Kompromitacja Bodnara. Sąd: przeszukanie klasztoru w związku z Romanowskim niezasadne!

W grudniu ub. r. do lubelskiego klasztoru oo. dominikanów weszły służby. Na polecenie Prokuratury Krajowej dokonano przeszukań cel, w których mieszkają mnisi. Mimo, że wiadomo było wówczas, iż podejrzany w sprawie tak zwanej afery Funduszu Sprawiedliwości poseł Marcin Romanowski jest już na Węgrzech, to właśnie u dominikanów postanowili szukać go bodnarowcy.
Sąd uwzględnił zażalenie mnichów
Przeor lubelskiego klasztoru złożył wówczas zażalenie na postanowienie prokuratury oraz na samą czynność przeszukania klasztoru przez policję.
- W orzeczeniu wydanym 9 czerwca 2025 r. sąd stwierdził, że decyzja Prokuratury Krajowej o postanowieniu przeszukania była niezasadna - poinformował w imieniu Polskiej Prowincji Dominikanów ojciec Szymon Popławski.

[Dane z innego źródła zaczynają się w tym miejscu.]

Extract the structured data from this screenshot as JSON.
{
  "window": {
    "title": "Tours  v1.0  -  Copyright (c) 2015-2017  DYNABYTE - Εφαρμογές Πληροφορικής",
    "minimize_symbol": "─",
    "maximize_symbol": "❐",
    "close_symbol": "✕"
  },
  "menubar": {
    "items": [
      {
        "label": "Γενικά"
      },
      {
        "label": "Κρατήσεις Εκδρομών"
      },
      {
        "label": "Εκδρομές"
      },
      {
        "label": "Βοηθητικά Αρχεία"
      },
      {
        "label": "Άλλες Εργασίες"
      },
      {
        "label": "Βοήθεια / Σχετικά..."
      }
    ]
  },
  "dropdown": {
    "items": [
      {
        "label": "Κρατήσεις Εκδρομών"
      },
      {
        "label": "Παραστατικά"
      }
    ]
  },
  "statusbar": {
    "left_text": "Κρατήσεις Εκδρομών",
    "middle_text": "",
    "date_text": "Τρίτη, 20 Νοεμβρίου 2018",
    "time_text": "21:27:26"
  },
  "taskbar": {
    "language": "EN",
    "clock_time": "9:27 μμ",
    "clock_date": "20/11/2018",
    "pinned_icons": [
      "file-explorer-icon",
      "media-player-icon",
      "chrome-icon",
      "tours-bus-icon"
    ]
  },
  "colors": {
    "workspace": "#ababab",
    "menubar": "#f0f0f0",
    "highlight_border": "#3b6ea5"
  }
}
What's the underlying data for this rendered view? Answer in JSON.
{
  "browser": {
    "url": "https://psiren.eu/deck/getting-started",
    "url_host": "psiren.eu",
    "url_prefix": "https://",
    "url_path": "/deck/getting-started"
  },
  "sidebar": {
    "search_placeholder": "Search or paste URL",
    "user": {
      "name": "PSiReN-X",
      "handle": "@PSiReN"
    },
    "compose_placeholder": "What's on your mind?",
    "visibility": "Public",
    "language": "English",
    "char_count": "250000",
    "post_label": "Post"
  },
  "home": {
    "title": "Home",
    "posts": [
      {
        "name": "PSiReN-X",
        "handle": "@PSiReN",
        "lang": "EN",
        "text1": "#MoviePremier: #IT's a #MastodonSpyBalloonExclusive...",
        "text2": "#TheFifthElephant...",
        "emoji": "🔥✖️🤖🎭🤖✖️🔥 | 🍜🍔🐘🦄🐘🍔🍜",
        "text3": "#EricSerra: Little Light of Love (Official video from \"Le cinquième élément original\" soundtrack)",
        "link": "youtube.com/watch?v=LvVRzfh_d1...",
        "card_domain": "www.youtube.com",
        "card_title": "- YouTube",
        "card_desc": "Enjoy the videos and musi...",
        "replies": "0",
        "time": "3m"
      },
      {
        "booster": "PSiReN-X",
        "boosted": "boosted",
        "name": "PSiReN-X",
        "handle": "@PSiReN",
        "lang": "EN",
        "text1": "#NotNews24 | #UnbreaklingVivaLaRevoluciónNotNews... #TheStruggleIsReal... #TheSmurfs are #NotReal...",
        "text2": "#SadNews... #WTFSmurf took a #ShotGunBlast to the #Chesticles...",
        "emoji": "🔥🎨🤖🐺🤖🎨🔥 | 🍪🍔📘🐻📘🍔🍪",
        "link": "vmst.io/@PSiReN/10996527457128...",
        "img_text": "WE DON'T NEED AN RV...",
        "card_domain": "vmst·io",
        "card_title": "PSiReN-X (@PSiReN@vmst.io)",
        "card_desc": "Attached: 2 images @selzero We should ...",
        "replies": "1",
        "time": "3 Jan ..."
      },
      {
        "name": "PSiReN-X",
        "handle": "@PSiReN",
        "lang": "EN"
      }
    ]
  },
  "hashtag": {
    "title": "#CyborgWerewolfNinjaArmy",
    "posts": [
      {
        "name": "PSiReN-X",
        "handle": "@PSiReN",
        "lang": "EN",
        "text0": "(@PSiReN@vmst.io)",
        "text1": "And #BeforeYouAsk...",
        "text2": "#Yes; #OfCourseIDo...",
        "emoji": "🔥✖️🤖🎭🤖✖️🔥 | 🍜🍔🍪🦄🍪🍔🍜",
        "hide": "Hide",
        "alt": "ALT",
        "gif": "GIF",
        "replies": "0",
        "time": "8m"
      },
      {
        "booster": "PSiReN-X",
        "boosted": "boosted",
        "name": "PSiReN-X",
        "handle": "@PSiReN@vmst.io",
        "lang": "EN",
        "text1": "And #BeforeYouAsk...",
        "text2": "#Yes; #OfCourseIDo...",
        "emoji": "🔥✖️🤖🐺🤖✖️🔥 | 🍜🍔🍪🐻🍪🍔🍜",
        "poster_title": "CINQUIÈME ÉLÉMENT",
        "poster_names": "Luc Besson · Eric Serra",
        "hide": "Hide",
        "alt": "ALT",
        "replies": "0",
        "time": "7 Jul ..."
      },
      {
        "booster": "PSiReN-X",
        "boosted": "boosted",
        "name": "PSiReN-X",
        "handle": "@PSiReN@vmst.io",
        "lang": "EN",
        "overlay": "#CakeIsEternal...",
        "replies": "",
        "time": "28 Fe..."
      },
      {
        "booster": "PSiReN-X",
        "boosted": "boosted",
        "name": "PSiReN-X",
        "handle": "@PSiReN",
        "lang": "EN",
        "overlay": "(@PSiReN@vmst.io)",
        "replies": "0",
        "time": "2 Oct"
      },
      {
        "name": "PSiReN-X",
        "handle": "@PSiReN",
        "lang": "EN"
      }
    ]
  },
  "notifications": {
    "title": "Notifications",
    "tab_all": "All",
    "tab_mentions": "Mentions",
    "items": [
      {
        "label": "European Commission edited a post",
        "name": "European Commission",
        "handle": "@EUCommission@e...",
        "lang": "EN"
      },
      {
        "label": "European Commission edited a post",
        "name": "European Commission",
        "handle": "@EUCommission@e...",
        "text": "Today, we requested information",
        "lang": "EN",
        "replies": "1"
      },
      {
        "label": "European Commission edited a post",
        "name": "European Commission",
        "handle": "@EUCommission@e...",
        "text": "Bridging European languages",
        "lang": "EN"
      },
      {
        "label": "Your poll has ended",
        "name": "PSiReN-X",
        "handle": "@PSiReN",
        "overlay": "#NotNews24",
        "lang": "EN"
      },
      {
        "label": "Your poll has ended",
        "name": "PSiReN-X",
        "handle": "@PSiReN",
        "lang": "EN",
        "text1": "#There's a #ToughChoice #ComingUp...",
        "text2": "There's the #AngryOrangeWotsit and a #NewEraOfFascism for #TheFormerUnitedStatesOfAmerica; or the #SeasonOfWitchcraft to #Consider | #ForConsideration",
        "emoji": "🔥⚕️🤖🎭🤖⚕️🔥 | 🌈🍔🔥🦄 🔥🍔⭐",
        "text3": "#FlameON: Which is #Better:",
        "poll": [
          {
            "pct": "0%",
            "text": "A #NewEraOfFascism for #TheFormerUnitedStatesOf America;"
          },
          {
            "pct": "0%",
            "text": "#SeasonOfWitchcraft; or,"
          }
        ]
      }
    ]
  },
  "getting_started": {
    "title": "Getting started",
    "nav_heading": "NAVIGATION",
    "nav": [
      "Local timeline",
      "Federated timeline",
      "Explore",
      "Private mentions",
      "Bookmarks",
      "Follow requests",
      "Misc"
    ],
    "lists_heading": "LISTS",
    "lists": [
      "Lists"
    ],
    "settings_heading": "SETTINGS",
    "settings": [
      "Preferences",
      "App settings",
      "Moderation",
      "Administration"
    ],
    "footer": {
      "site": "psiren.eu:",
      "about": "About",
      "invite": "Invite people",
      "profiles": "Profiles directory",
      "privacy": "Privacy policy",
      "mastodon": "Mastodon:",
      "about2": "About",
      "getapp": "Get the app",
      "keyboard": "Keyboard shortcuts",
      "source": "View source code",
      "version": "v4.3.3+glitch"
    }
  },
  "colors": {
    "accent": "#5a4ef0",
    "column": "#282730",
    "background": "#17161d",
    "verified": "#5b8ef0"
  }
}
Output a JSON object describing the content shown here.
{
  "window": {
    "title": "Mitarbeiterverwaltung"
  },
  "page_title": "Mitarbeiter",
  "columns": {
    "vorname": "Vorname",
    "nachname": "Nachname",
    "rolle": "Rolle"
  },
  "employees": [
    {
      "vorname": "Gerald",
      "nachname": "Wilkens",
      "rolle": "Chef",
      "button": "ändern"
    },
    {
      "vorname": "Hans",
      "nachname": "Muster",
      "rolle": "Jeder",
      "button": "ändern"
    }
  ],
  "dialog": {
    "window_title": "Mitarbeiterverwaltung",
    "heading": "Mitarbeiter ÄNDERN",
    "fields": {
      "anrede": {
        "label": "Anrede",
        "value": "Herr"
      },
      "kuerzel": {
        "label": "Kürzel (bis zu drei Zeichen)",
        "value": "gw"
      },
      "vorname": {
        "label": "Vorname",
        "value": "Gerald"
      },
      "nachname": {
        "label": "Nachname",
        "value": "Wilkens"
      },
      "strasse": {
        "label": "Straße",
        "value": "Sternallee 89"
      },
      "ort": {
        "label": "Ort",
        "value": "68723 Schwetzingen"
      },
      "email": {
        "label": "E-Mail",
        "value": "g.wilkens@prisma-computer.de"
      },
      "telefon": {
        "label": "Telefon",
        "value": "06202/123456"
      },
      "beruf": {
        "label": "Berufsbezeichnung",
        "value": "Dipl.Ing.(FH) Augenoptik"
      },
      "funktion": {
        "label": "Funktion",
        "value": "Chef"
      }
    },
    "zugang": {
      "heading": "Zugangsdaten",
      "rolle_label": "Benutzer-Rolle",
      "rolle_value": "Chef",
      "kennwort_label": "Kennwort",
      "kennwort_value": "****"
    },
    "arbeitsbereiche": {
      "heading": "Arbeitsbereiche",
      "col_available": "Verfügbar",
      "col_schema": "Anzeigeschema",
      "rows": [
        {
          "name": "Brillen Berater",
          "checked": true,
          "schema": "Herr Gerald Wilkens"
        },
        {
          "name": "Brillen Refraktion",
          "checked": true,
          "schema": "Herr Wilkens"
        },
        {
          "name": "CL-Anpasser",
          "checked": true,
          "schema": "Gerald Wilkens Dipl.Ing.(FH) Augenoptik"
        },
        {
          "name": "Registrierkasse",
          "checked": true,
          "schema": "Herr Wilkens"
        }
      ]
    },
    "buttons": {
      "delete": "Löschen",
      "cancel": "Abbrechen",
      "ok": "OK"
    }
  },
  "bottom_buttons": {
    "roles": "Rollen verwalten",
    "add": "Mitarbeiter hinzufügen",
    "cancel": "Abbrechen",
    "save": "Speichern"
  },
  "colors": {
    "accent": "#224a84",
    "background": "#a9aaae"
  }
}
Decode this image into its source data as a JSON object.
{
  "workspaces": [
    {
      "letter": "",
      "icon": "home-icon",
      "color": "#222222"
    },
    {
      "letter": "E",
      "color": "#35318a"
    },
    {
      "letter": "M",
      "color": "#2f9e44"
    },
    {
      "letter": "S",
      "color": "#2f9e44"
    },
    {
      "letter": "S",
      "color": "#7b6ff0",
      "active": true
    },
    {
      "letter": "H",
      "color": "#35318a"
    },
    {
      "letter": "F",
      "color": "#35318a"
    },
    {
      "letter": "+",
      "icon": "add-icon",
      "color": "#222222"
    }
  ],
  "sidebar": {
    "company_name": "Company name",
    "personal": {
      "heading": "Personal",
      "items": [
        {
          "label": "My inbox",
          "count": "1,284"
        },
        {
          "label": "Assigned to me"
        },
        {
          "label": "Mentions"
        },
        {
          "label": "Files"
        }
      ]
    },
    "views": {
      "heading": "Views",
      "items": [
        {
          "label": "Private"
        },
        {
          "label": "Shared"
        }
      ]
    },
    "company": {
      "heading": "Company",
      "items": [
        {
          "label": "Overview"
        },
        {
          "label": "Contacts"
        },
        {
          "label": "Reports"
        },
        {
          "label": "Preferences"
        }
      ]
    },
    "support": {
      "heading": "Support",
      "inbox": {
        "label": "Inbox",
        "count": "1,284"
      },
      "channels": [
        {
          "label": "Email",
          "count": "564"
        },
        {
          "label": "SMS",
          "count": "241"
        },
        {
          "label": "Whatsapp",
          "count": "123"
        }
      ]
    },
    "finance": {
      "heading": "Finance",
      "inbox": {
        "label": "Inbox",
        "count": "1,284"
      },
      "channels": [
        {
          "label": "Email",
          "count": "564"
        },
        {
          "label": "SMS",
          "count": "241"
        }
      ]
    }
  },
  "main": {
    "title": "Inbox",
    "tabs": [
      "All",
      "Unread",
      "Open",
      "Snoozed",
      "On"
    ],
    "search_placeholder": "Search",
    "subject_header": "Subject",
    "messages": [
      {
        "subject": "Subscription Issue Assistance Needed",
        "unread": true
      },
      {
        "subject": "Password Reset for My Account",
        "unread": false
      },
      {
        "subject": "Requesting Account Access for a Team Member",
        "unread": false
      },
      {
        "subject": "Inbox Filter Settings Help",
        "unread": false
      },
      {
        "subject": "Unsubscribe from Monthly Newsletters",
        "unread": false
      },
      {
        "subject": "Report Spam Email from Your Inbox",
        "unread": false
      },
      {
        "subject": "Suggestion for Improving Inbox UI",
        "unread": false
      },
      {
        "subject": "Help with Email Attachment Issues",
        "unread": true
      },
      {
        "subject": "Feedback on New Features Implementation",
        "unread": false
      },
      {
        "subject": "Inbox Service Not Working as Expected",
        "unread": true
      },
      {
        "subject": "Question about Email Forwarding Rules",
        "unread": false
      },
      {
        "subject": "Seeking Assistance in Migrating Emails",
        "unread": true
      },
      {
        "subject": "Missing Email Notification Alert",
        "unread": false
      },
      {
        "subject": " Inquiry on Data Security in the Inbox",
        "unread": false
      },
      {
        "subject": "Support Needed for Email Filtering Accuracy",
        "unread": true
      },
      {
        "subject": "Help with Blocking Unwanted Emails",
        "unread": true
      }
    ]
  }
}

- Materiał, którym dysponowała prokuratura oparty był na niezweryfikowanym anonimie, co zdecydowanie nie stanowiło wystarczającej podstawy do podjęcia tak poważnych działań jak przeszukanie klasztoru lubelskiego. Natomiast samo przeszukanie przez policję, według oceny sądu, przeprowadzone zostało w sposób zgodny z obowiązującymi procedurami – przekazał o. Popławski.
Jak zaznaczył, decyzję prokuratury, która „bezzasadnie zleciła przeszukanie klasztoru”, dominikanie odbierają jako „dotkliwe naruszenie ich poczucia bezpieczeństwa”.
- Mamy nadzieję, że podobna sytuacja nie wydarzy się w przyszłości - dodał o. Popławski.
Weszli do klasztoru, bo ktoś z nich zakpił
Przypomnijmy, że rzecznik Prokuratury Krajowej Przemysław Nowak upierał się, że śledczy mieli prawo podejrzewać, iż mnisi ukrywają Romanowskiego. Do PK miała bowiem wpłynąć taka wiadomość.
Informacja ta - dodawał Nowak - dotyczyła konkretnej celi, w której miał przebywać Romanowski, oraz zawierała opis zmian w jego wyglądzie. W związku z tym prokuratura uznała, że informacja o jego pobycie w klasztorze uzasadnia przypuszczenie, że Romanowski może znajdować się we wskazanych pomieszczeniach.